Tutu’s death on Sunday “is another chapter of bereavement in our nation’s farewell to a generation of outstanding South Africans who have bequeathed us a liberated South Africa,” South African President Cyril Ramaphosa said.
Palestinian resistance movement Hamas issued a statement, paying tribute to the iconic leader.
“Our Palestinian people lost a strong supporter of their march towards freedom and independence. Father Desmond Tutu spent his entire life struggling against racism and defending human rights and especially on the Palestinian land,” it said.
Tutu was diagnosed with prostate cancer in the late 1990s and in recent years he was hospitalized on several occasions to treat infections associated with his cancer treatment.

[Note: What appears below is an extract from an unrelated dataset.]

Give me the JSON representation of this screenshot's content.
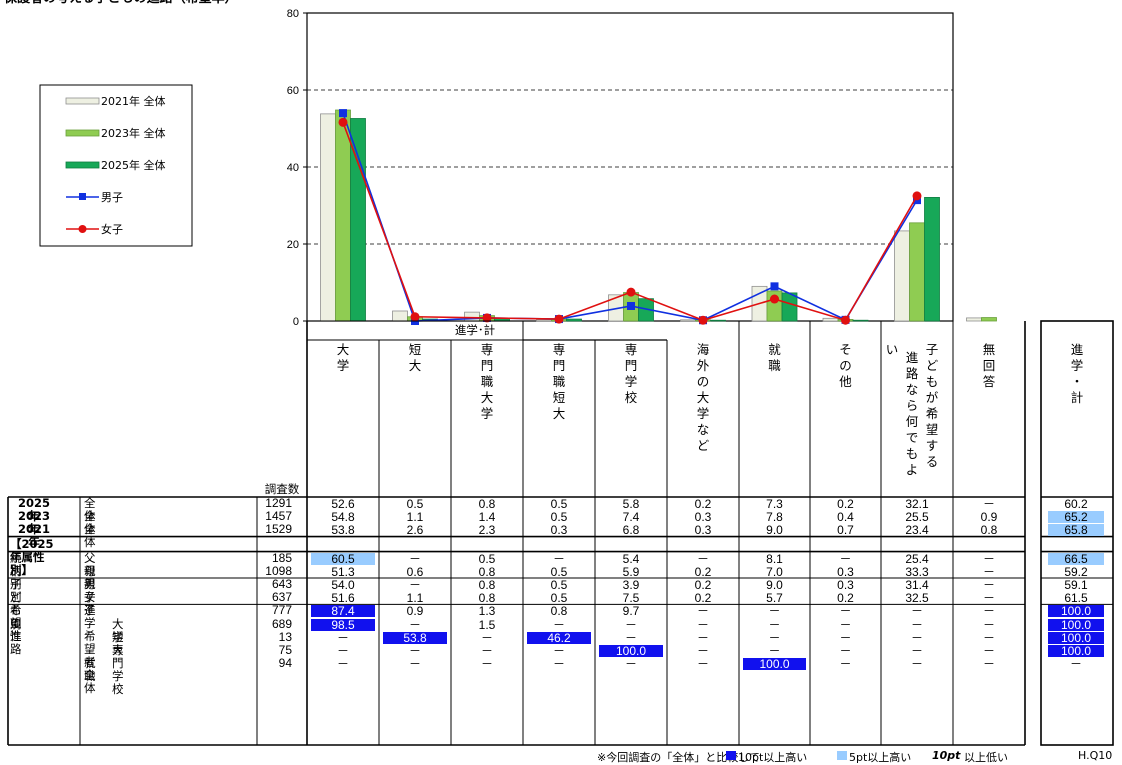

A seven-day mourning period is planned in Cape Town before Tutu’s burial, including a two-day lying in state, according to church officials.
Throughout the 1980s — when South Africa was gripped by anti-apartheid violence and a state of emergency giving police and the military sweeping powers — Tutu was one of the most prominent Black leaders able to speak out against abuses.
Early in 2016, Tutu defended the reconciliation policy that ended white minority rule amid increasing frustration among some South Africans who felt they had not seen the expected economic opportunities and other benefits since apartheid ended. Tutu had chaired the Truth and Reconciliation Commission that investigated atrocities under apartheid and granted amnesty to some perpetrators, but some people believe more former white officials should have been prosecuted.
Desmond Mpilo Tutu was born Oct. 7, 1931, in Klerksdorp, west of Johannesburg, and became a teacher before entering St. Peter’s Theological College in Rosetenville in 1958 for training as a priest.
Tutu was arrested in 1980 for taking part in a protest and later had his passport confiscated for the first time. He got it back for trips to the United States and Europe, where he held talks with the UN secretary-general, the pope and other church leaders.
Tutu is survived by his wife of 66 years and their four children.